The government had imposed a moratorium in June 2020 on new insolvency proceedings for any defaults occurring from March 25, 2020, onwards for 12 months.

According to the latest data from the Insolvency and Bankruptcy Board of India (IBBI), 126 cases were admitted between April and June 2021.

This is a much slower pace of insolvency and bankruptcy proceedings since far more weekly cases were coming in earlier. Before the pandemic, between March 2019 and March 2020, nearly 38 bankruptcy cases a week were being admitted.

Resolution numbers encouraging

Not only has the June quarter this year seen a resumption of new bankruptcy cases being filed, but has also seen some encouraging resolution numbers, thanks to some big-ticket cases which had been pending for a long time and were resolved during this three-month window.

Dewan Housing Finance Company Ltd (DHFL), Videocon Group and Jet Airways are three of the most high-profile bankruptcy cases which were resolved this quarter.

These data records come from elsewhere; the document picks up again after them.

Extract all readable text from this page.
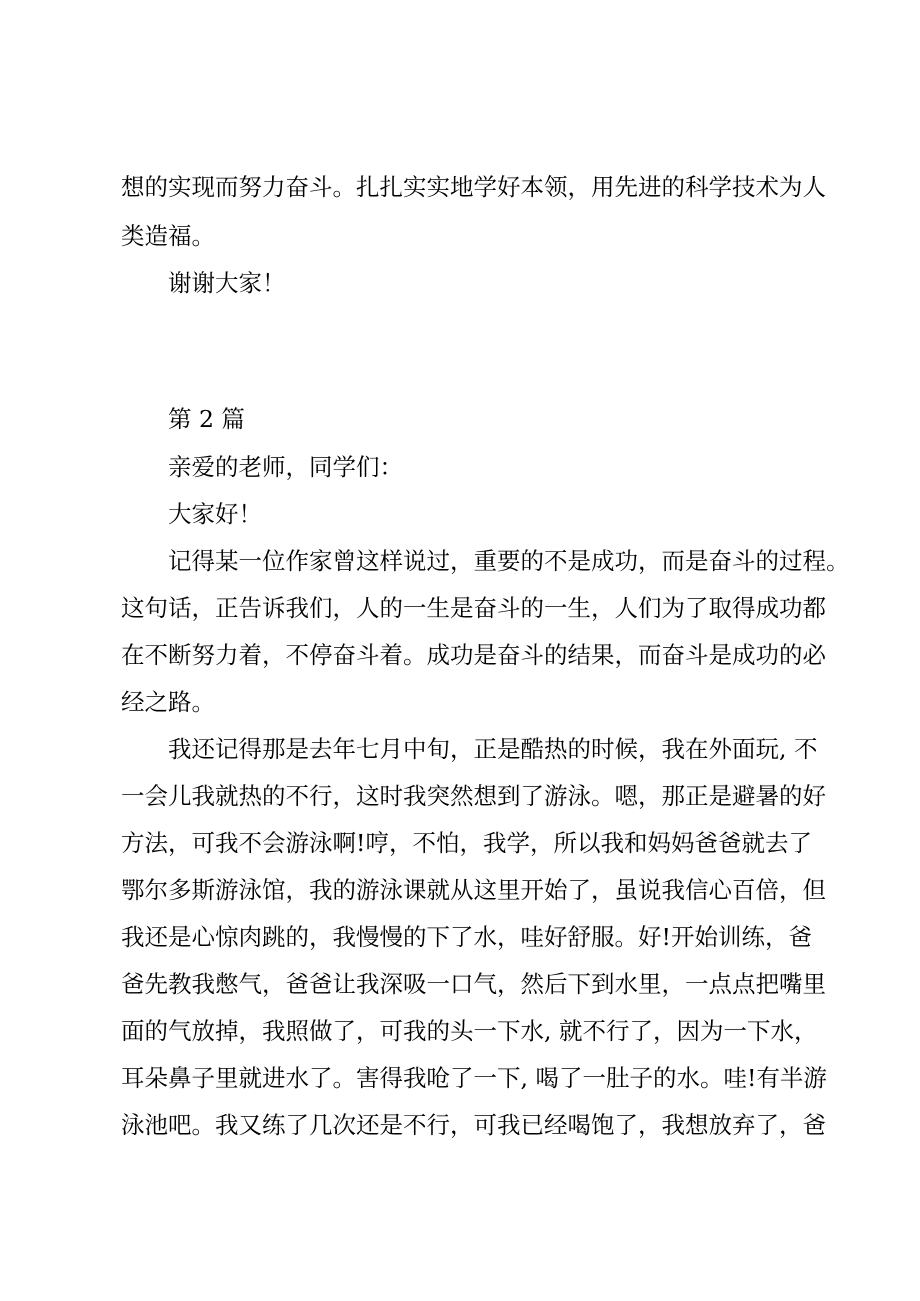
想的实现而努力奋斗。扎扎实实地学好本领，用先进的科学技术为人

类造福。

谢谢大家！

第 2 篇

亲爱的老师，同学们：

大家好！

记得某一位作家曾这样说过，重要的不是成功，而是奋斗的过程。

这句话，正告诉我们，人的一生是奋斗的一生，人们为了取得成功都

在不断努力着，不停奋斗着。成功是奋斗的结果，而奋斗是成功的必

经之路。

我还记得那是去年七月中旬，正是酷热的时候，我在外面玩, 不

一会儿我就热的不行，这时我突然想到了游泳。嗯，那正是避暑的好

方法，可我不会游泳啊!哼，不怕，我学，所以我和妈妈爸爸就去了

鄂尔多斯游泳馆，我的游泳课就从这里开始了，虽说我信心百倍，但

我还是心惊肉跳的，我慢慢的下了水，哇好舒服。好!开始训练，爸

爸先教我憋气，爸爸让我深吸一口气，然后下到水里，一点点把嘴里

面的气放掉，我照做了，可我的头一下水, 就不行了，因为一下水，

耳朵鼻子里就进水了。害得我呛了一下, 喝了一肚子的水。哇!有半游

泳池吧。我又练了几次还是不行，可我已经喝饱了，我想放弃了，爸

In fact, the successful resolution of DHFL is a feather in the cap of India’s insolvency and bankruptcy journey, since it has seen more liquidations than resolutions so far. In the DHFL case, over 40 percent of creditors’ claims are realisable.

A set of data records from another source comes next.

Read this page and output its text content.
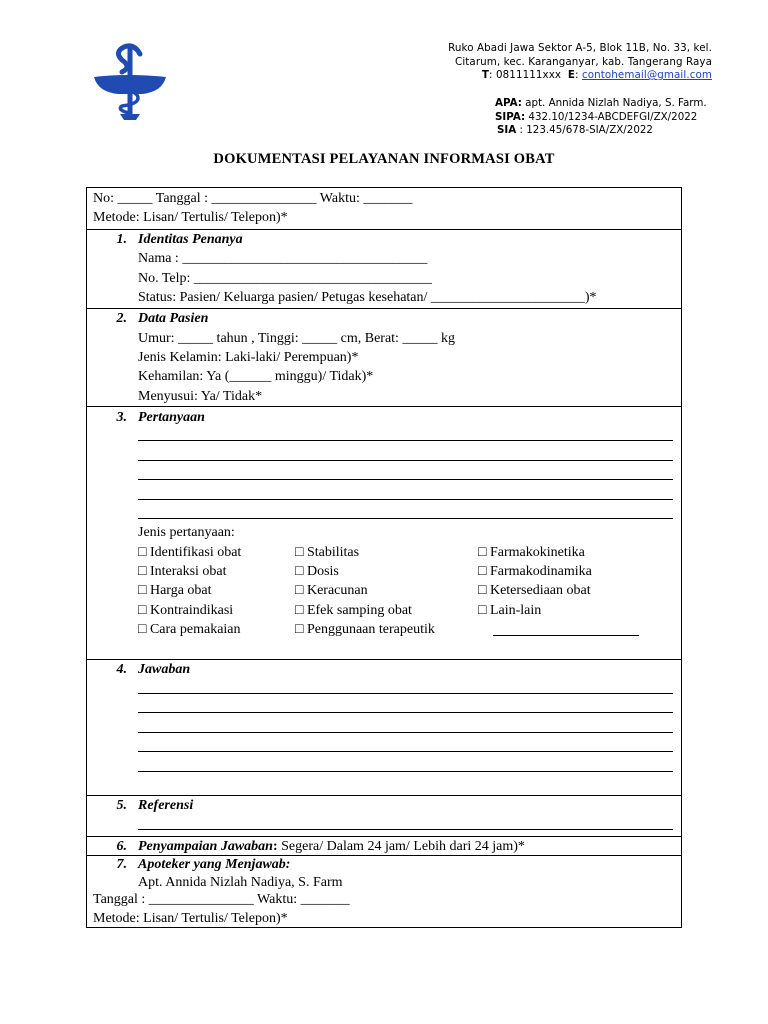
Ruko Abadi Jawa Sektor A-5, Blok 11B, No. 33, kel.
Citarum, kec. Karanganyar, kab. Tangerang Raya
T: 0811111xxx E: contohemail@gmail.com
APA: apt. Annida Nizlah Nadiya, S. Farm.
SIPA: 432.10/1234-ABCDEFGI/ZX/2022
SIA : 123.45/678-SIA/ZX/2022
DOKUMENTASI PELAYANAN INFORMASI OBAT
No: _____ Tanggal : _______________ Waktu: _______
Metode: Lisan/ Tertulis/ Telepon)*
1. Identitas Penanya
Nama : ___________________________________
No. Telp: __________________________________
Status: Pasien/ Keluarga pasien/ Petugas kesehatan/ ______________________)*
2. Data Pasien
Umur: _____ tahun , Tinggi: _____ cm, Berat: _____ kg
Jenis Kelamin: Laki-laki/ Perempuan)*
Kehamilan: Ya (______ minggu)/ Tidak)*
Menyusui: Ya/ Tidak*
3. Pertanyaan
Jenis pertanyaan:
□ Identifikasi obat
□ Interaksi obat
□ Harga obat
□ Kontraindikasi
□ Cara pemakaian
□ Stabilitas
□ Dosis
□ Keracunan
□ Efek samping obat
□ Penggunaan terapeutik
□ Farmakokinetika
□ Farmakodinamika
□ Ketersediaan obat
□ Lain-lain
4. Jawaban
5. Referensi
6. Penyampaian Jawaban: Segera/ Dalam 24 jam/ Lebih dari 24 jam)*
7. Apoteker yang Menjawab:
Apt. Annida Nizlah Nadiya, S. Farm
Tanggal : _______________ Waktu: _______
Metode: Lisan/ Tertulis/ Telepon)*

The latest IBBI data show that, of the 24 cases which were resolved in the quarter, claims filed by creditors of DHFL, Videocon and Jet, together accounted for nearly 96 percent of total realisable claims. In the Videocon case, the realisable amount has been under 5 percent, but in the case of Jet, it has been a little over 13 percent.

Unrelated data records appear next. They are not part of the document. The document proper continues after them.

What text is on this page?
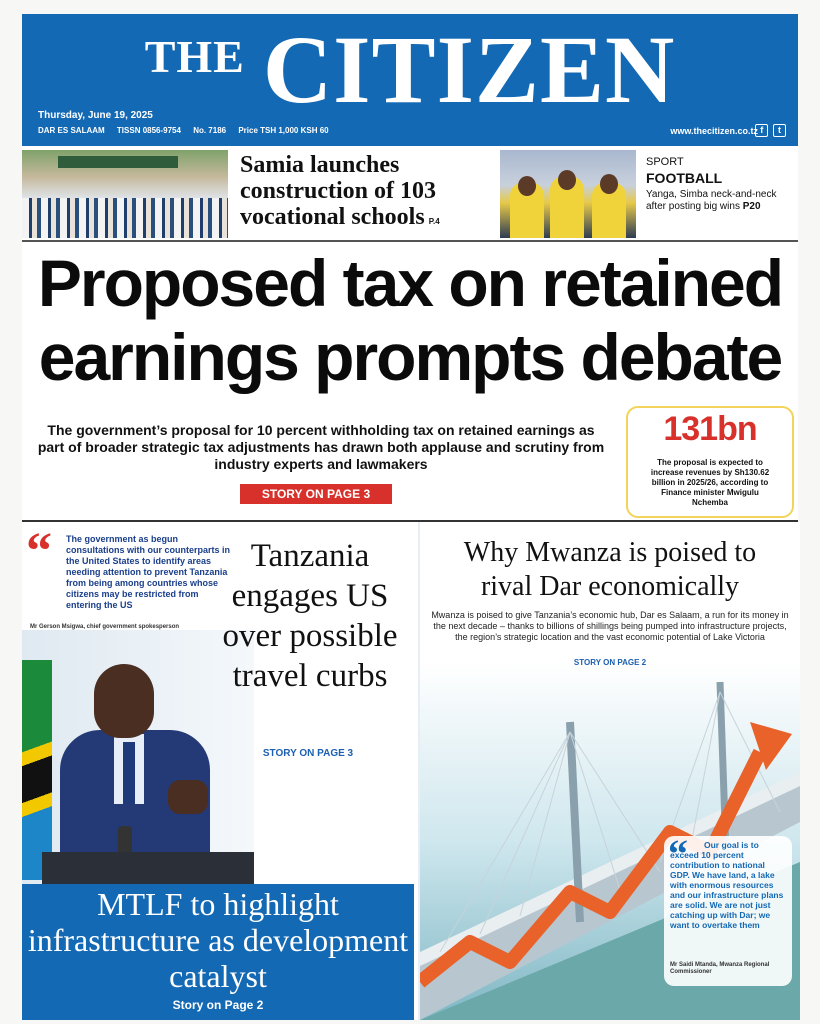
THE CITIZEN
Thursday, June 19, 2025
DAR ES SALAAM TISSN 0856-9754 No. 7186 Price TSH 1,000 KSH 60	www.thecitizen.co.tz f t
Samia launches construction of 103 vocational schools P.4
SPORT
FOOTBALL
Yanga, Simba neck-and-neck after posting big wins P20
Proposed tax on retained
earnings prompts debate
The government’s proposal for 10 percent withholding tax on retained earnings as part of broader strategic tax adjustments has drawn both applause and scrutiny from industry experts and lawmakers
STORY ON PAGE 3
131bn
The proposal is expected to increase revenues by Sh130.62 billion in 2025/26, according to Finance minister Mwigulu Nchemba
“ The government as begun consultations with our counterparts in the United States to identify areas needing attention to prevent Tanzania from being among countries whose citizens may be restricted from entering the US
Mr Gerson Msigwa, chief government spokesperson
Tanzania engages US over possible travel curbs
STORY ON PAGE 3
MTLF to highlight infrastructure as development catalyst
Story on Page 2
Why Mwanza is poised to
rival Dar economically
Mwanza is poised to give Tanzania’s economic hub, Dar es Salaam, a run for its money in the next decade – thanks to billions of shillings being pumped into infrastructure projects, the region’s strategic location and the vast economic potential of Lake Victoria
STORY ON PAGE 2
“	Our goal is to exceed 10 percent contribution to national GDP. We have land, a lake with enormous resources and our infrastructure plans are solid. We are not just catching up with Dar; we want to overtake them
Mr Saidi Mtanda, Mwanza Regional Commissioner
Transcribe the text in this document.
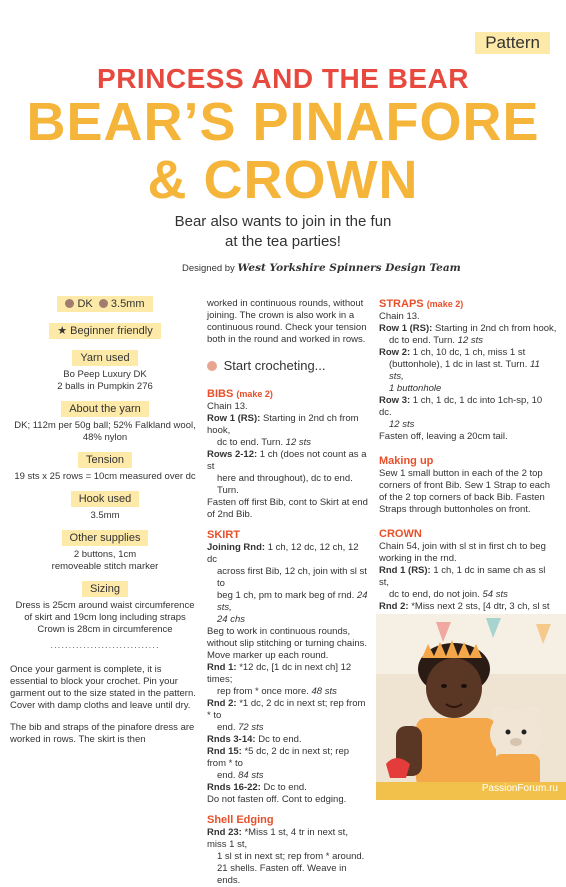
Pattern
PRINCESS AND THE BEAR
BEAR’S PINAFORE
& CROWN
Bear also wants to join in the fun
at the tea parties!
Designed by West Yorkshire Spinners Design Team
DK 3.5mm
★ Beginner friendly
Yarn used
Bo Peep Luxury DK
2 balls in Pumpkin 276
About the yarn
DK; 112m per 50g ball; 52% Falkland wool,
48% nylon
Tension
19 sts x 25 rows = 10cm measured over dc
Hook used
3.5mm
Other supplies
2 buttons, 1cm
removeable stitch marker
Sizing
Dress is 25cm around waist circumference
of skirt and 19cm long including straps
Crown is 28cm in circumference
..............................

Once your garment is complete, it is essential to block your crochet. Pin your garment out to the size stated in the pattern. Cover with damp cloths and leave until dry.

The bib and straps of the pinafore dress are worked in rows. The skirt is then

worked in continuous rounds, without joining. The crown is also work in a continuous round. Check your tension both in the round and worked in rows.

Start crocheting...
BIBS (make 2)

Chain 13.

Row 1 (RS): Starting in 2nd ch from hook,
dc to end. Turn. 12 sts
Rows 2-12: 1 ch (does not count as a st
here and throughout), dc to end. Turn.

Fasten off first Bib, cont to Skirt at end of 2nd Bib.

SKIRT
Joining Rnd: 1 ch, 12 dc, 12 ch, 12 dc
across first Bib, 12 ch, join with sl st to
beg 1 ch, pm to mark beg of rnd. 24 sts,
24 chs

Beg to work in continuous rounds, without slip stitching or turning chains. Move marker up each round.

Rnd 1: *12 dc, [1 dc in next ch] 12 times;
rep from * once more. 48 sts
Rnd 2: *1 dc, 2 dc in next st; rep from * to
end. 72 sts
Rnds 3-14: Dc to end.
Rnd 15: *5 dc, 2 dc in next st; rep from * to
end. 84 sts
Rnds 16-22: Dc to end.

Do not fasten off. Cont to edging.

Shell Edging
Rnd 23: *Miss 1 st, 4 tr in next st, miss 1 st,
1 sl st in next st; rep from * around.
21 shells. Fasten off. Weave in ends.
STRAPS (make 2)

Chain 13.

Row 1 (RS): Starting in 2nd ch from hook,
dc to end. Turn. 12 sts
Row 2: 1 ch, 10 dc, 1 ch, miss 1 st
(buttonhole), 1 dc in last st. Turn. 11 sts,
1 buttonhole
Row 3: 1 ch, 1 dc, 1 dc into 1ch-sp, 10 dc.
12 sts

Fasten off, leaving a 20cm tail.

Making up

Sew 1 small button in each of the 2 top corners of front Bib. Sew 1 Strap to each of the 2 top corners of back Bib. Fasten Straps through buttonholes on front.

CROWN

Chain 54, join with sl st in first ch to beg working in the rnd.

Rnd 1 (RS): 1 ch, 1 dc in same ch as sl st,
dc to end, do not join. 54 sts
Rnd 2: *Miss next 2 sts, [4 dtr, 3 ch, sl st

PassionForum.ru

So, the DHFL resolution stands out since the average amount realisable from claims filed by creditors in the April-June quarter for all cases where resolution was achieved has been just 25 percent.

In other words, three-fourths of what creditors laid claim to was lost during the insolvency process in the quarter. The percentage of realisable claims has been better, at about 36 percent, since the inception of the Insolvency & Bankruptcy Code (IBC) in 2016.

Who filed claims?

The number of bankruptcy cases filed by the promoters of a company, which have been unable to repay creditors, has been declining over the years.

Most cases filed under IBC are now brought forward by entities which are owed large sums of money by a defaulting company. The latest data show that at least one in two bankruptcy cases in 2017 was filed by the corporate debtor (CD) or the defaulting company, but by June this year, just about 6 percent cases were filed by the CDs.

Sectors with most stress

The latest data also show that maximum corporate stress continues to be in the manufacturing and real-estate sectors. Nearly two in three bankruptcy cases which were admitted under the IBC belonged to these two sectors.

As far as liquidation of businesses is concerned, three out of four companies which were admitted for resolution, but had to be liquidated, were engaged in either manufacturing, real estate or retail trade. In the April-June quarter, 62 liquidations were ordered which entailed claims of Rs 946 crore.

IBC journey

Nearly every third company admitted for resolution under IBC since December 2016 has faced liquidation. More liquidations than resolutions could be because of the state in which most distressed companies came for resolution – many are either already defunct or have ceased operations years back.

The IBC has managed to resolve some high-profile bankruptcy cases but continues to face a fair amount of criticism for inherent flaws. Not only is the number of liquidations far more than resolutions, there also has been inordinate delay in resolving stressed companies.

Latest data show that three in four admitted cases have dragged on for more than 270 days, the deadline by which resolution should be concluded as per the provisions of the Code.

Another significant dampener in the IBC process is the continued litigation by stakeholders even after a resolution plan has been approved. In the Jet case, for instance, two appeals have been filed (by Punjab National Bank and by the employee unions) after the resolution was approved and there is still no clarity on whether the implementation plan has been stayed till these appeals are dealt with.

Now, the IBBI has proposed key reforms in the Code through tighter regulation of two key stakeholders: Resolution Professionals (RPs) and the Committee of Creditors (CoC).